A PLS analysis with two components and standard scaling was then run on the resulting feature matrix and bioactivity matrix, and the selectivity ratios were calculated from the resulting PLS vectors. Features with a differential expression ratio (measured by the sum of peak areas across all fractions for the gene cluster sample versus empty vector control) less than 100 were disregarded. The resulting selectivity ratios were tabled and plotted on top of a network plot for all gene cluster and empty vector sample features by scaling the node size for each feature.
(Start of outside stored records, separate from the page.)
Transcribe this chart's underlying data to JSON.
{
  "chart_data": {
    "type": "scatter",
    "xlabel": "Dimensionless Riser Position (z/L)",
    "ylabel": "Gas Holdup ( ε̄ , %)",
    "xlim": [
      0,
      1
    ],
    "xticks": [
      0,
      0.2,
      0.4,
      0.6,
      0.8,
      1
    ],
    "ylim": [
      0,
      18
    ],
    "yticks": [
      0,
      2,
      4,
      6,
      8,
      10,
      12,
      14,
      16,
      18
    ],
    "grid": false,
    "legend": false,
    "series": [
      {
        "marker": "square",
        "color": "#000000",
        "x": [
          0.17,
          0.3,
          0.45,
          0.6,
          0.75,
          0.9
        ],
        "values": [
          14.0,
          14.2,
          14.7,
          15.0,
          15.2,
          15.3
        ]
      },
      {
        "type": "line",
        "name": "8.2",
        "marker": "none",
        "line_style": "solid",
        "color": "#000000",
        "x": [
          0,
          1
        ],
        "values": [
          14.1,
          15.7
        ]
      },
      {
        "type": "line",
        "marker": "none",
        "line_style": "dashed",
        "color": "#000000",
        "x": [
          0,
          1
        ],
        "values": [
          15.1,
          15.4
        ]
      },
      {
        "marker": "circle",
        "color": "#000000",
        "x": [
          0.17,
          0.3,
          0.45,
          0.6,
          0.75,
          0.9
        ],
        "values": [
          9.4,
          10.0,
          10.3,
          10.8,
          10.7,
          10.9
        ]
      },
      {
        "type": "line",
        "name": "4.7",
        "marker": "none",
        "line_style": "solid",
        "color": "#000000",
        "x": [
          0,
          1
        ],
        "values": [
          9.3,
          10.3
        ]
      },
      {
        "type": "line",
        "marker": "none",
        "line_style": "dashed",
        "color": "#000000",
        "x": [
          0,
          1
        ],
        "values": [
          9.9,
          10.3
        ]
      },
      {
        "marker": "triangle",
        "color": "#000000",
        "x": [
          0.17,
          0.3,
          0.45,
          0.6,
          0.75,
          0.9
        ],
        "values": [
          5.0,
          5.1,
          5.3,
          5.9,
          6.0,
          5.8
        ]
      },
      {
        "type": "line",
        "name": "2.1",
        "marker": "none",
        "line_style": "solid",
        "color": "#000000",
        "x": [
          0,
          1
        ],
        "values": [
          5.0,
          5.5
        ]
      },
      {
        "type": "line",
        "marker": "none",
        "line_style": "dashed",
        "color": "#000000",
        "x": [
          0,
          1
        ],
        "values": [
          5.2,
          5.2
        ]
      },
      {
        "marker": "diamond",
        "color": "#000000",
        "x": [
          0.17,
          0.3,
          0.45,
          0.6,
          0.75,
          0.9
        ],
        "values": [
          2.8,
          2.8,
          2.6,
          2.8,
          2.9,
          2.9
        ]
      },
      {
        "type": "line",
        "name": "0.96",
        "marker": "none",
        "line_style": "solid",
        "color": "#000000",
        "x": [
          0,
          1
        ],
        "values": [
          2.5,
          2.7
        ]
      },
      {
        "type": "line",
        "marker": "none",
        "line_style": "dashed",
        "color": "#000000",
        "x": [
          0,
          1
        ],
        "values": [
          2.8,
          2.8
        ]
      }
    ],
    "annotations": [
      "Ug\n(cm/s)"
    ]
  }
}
The network plot was run with a cosine similarity cutoff of 0.7, 8 matching peaks and a maximum shift of 250.
Purification
After 7-day culture period, 180L worth culture flasks were combined and centrifuged (4,000 rpm for 10 min). Mycelial portion was discarded. The supernatant was absorbed onto HP20 resin (5%, w/v) for overnight overhead spinning. The resin was filtered and washed with water to remove water soluble components. The resin was extracted in ethyl acetate (12L). The organic phase was dried in vacuo to afford 70g of dried crude extract.
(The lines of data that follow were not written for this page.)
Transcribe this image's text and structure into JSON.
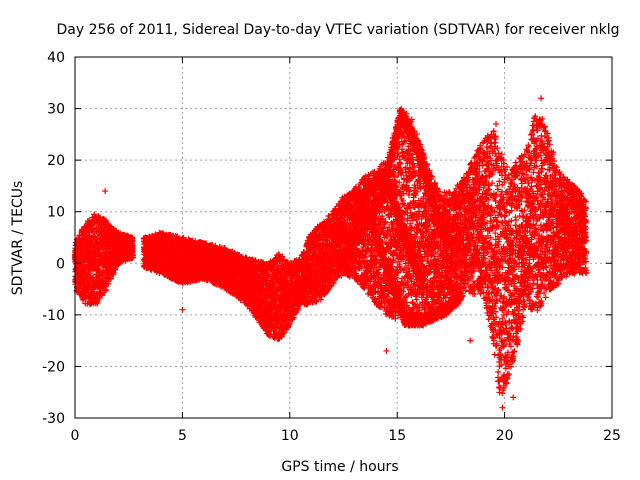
{
  "chart_data": {
    "type": "scatter",
    "title": "Day 256 of 2011, Sidereal Day-to-day VTEC variation (SDTVAR) for receiver nklg",
    "xlabel": "GPS time / hours",
    "ylabel": "SDTVAR / TECUs",
    "xlim": [
      0,
      25
    ],
    "ylim": [
      -30,
      40
    ],
    "xticks": [
      0,
      5,
      10,
      15,
      20,
      25
    ],
    "yticks": [
      -30,
      -20,
      -10,
      0,
      10,
      20,
      30,
      40
    ],
    "grid": true,
    "marker": "+",
    "color": "#ff0000",
    "series": [
      {
        "name": "SDTVAR",
        "envelope": [
          {
            "x": 0.0,
            "low": -5,
            "high": 4
          },
          {
            "x": 0.5,
            "low": -8,
            "high": 8
          },
          {
            "x": 1.0,
            "low": -8,
            "high": 10
          },
          {
            "x": 1.5,
            "low": -5,
            "high": 8
          },
          {
            "x": 2.0,
            "low": 0,
            "high": 6
          },
          {
            "x": 2.7,
            "low": 1,
            "high": 5
          },
          {
            "x": 3.3,
            "low": -1,
            "high": 5
          },
          {
            "x": 4.0,
            "low": -2,
            "high": 6
          },
          {
            "x": 5.0,
            "low": -4,
            "high": 5
          },
          {
            "x": 6.0,
            "low": -3,
            "high": 4
          },
          {
            "x": 7.0,
            "low": -5,
            "high": 3
          },
          {
            "x": 8.0,
            "low": -8,
            "high": 1
          },
          {
            "x": 9.0,
            "low": -14,
            "high": 0
          },
          {
            "x": 9.5,
            "low": -15,
            "high": 2
          },
          {
            "x": 10.0,
            "low": -12,
            "high": 0
          },
          {
            "x": 10.5,
            "low": -8,
            "high": 1
          },
          {
            "x": 11.0,
            "low": -8,
            "high": 6
          },
          {
            "x": 11.5,
            "low": -7,
            "high": 8
          },
          {
            "x": 12.0,
            "low": -4,
            "high": 10
          },
          {
            "x": 12.5,
            "low": -2,
            "high": 13
          },
          {
            "x": 13.0,
            "low": -3,
            "high": 14
          },
          {
            "x": 13.5,
            "low": -5,
            "high": 17
          },
          {
            "x": 14.0,
            "low": -8,
            "high": 18
          },
          {
            "x": 14.5,
            "low": -10,
            "high": 20
          },
          {
            "x": 15.0,
            "low": -12,
            "high": 24
          },
          {
            "x": 15.3,
            "low": -12,
            "high": 29
          },
          {
            "x": 15.6,
            "low": -11,
            "high": 29
          },
          {
            "x": 16.0,
            "low": -10,
            "high": 24
          },
          {
            "x": 16.5,
            "low": -9,
            "high": 18
          },
          {
            "x": 17.0,
            "low": -8,
            "high": 14
          },
          {
            "x": 17.5,
            "low": -6,
            "high": 14
          },
          {
            "x": 18.0,
            "low": -5,
            "high": 16
          },
          {
            "x": 18.5,
            "low": -6,
            "high": 20
          },
          {
            "x": 19.0,
            "low": -6,
            "high": 24
          },
          {
            "x": 19.5,
            "low": -16,
            "high": 26
          },
          {
            "x": 19.8,
            "low": -27,
            "high": 22
          },
          {
            "x": 20.2,
            "low": -22,
            "high": 18
          },
          {
            "x": 20.6,
            "low": -16,
            "high": 20
          },
          {
            "x": 21.0,
            "low": -8,
            "high": 22
          },
          {
            "x": 21.5,
            "low": -10,
            "high": 30
          },
          {
            "x": 22.0,
            "low": -6,
            "high": 26
          },
          {
            "x": 22.5,
            "low": -4,
            "high": 18
          },
          {
            "x": 23.0,
            "low": -2,
            "high": 16
          },
          {
            "x": 23.5,
            "low": -2,
            "high": 14
          },
          {
            "x": 23.8,
            "low": -2,
            "high": 12
          }
        ],
        "outliers": [
          {
            "x": 1.4,
            "y": 14
          },
          {
            "x": 1.3,
            "y": -3
          },
          {
            "x": 5.0,
            "y": -9
          },
          {
            "x": 14.5,
            "y": -17
          },
          {
            "x": 18.4,
            "y": -15
          },
          {
            "x": 19.9,
            "y": -28
          },
          {
            "x": 20.4,
            "y": -26
          },
          {
            "x": 21.7,
            "y": 32
          },
          {
            "x": 19.6,
            "y": 27
          }
        ]
      }
    ]
  }
}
Crude extract was subjected to a size exclusion column packed with Sephadex LH-20 and manually fractionated in methanol. The fractions were screened by LC-MS. Fractions containing the compounds of interest were combined and subjected to preparative HPLC purifications. The first round of HPLC was conducted on a C18 column (250 × 10 mm, phenomenex, CH3CN-H2O, 0.1% FA, flow rate: 8ml/min), and the second round of HPLC was conducted on a phenyl hexyl column (250 × 10 mm, phenomenex, CH3CN-H2O, 0.1%FA, flow rate: 8ml/min).
HPLC fractions containing the compounds were dried to yield metapeptin A (25mg) and metapeptin B (1.8mg).
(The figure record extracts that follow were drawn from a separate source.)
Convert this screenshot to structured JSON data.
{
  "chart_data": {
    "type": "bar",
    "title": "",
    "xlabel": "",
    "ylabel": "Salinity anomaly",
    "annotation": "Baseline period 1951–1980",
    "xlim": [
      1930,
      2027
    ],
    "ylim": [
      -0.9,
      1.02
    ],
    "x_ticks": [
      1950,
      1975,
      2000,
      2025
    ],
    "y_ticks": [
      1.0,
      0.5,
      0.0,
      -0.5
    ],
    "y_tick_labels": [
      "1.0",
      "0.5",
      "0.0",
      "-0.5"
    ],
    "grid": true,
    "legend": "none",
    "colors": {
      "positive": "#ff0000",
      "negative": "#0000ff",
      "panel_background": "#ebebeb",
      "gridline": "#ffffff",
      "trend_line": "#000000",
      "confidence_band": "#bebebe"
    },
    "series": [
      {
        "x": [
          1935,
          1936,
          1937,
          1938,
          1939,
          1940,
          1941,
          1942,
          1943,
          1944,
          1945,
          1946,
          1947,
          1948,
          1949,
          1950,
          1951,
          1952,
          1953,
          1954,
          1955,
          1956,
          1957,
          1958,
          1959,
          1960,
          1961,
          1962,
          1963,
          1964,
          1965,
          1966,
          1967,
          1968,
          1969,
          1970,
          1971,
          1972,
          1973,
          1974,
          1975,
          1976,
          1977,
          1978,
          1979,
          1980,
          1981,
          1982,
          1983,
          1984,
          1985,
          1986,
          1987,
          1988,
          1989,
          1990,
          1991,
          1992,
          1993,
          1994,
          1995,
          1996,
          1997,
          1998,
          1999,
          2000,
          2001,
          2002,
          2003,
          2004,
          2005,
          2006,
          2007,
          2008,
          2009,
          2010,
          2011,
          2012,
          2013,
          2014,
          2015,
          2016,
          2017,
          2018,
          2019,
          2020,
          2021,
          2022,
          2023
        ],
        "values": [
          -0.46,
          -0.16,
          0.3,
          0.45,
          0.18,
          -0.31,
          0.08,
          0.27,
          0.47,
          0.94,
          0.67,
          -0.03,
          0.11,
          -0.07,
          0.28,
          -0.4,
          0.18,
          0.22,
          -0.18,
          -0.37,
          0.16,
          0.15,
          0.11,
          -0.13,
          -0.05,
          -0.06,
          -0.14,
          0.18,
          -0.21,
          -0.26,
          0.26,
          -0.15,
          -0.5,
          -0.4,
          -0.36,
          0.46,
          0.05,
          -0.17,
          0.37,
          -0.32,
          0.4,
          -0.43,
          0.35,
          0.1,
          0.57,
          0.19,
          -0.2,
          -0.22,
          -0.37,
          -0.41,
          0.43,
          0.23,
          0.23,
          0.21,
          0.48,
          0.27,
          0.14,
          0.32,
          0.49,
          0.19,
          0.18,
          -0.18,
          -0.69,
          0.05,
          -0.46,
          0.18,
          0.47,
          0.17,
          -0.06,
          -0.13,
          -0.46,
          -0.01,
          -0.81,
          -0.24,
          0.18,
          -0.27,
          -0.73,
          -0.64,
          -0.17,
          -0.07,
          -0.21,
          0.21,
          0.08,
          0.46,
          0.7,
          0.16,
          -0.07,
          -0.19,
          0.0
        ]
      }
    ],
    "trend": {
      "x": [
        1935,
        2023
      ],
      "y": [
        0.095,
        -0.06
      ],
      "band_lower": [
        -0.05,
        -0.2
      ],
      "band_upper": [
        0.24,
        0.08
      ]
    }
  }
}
Metapeptin A, white, amorphous powder, (+)-HR-ESIMS m/z = 867.5224, [M + H]+ (calcd for C46H71N6O10+, 867.5226)
Metapeptin B, white, amorphous powder, (+)-HR-ESIMS m/z = 853.5069, [M + H]+ (calcd for C45H69N6O10+, 853.5070)
NMR
All NMR spectra were recorded on a Bruker AVANCE at 900 MHz (1H NMR) and 226 MHz (13C NMR). NMR spectra were analyzed using Mestrenova 9.0.1.
Monomer synthesis
The NMe-Monomer was designed with all natural (L) stereochemistry based upon bioinformatic prediction from the encoded BGC analysis. The molecule was synthesized in 8 steps as illustrated in Figure S6. Detailed synthetic procedures and characterization are available upon request.
Molecular modeling
Most simulations were carried out with Schrodinger’s Small Molecule Drug Discovery Suite version 2022-1. Glide docking was done with the XP precision level with post-docking minimization and applying strain correction terms. MM-GBSA calculations used the VSGB solvation model with OPLS4 force field. Induced-fit docking was completed with the Extended Sampling protocol generating up to 80 poses, residues within 15 Å of the binding site were refined, and the docking was done with SP precision. Jaguar was used for the pKa calculations using B3LYP-D3 level of theory and the 6-31G** basis set. Maestro was used for computing dipoles and making the docking poses picture. The dipole result was a property calculated by QikProp. Desmond was used for the molecular dynamics simulations using the NPT ensemble class at a temperature of 300 K for 25ns. PDB ID 6LZC was used for the HsMetAP1 protein.
Footnotes
Manuscript updated for clarity and figures condensed.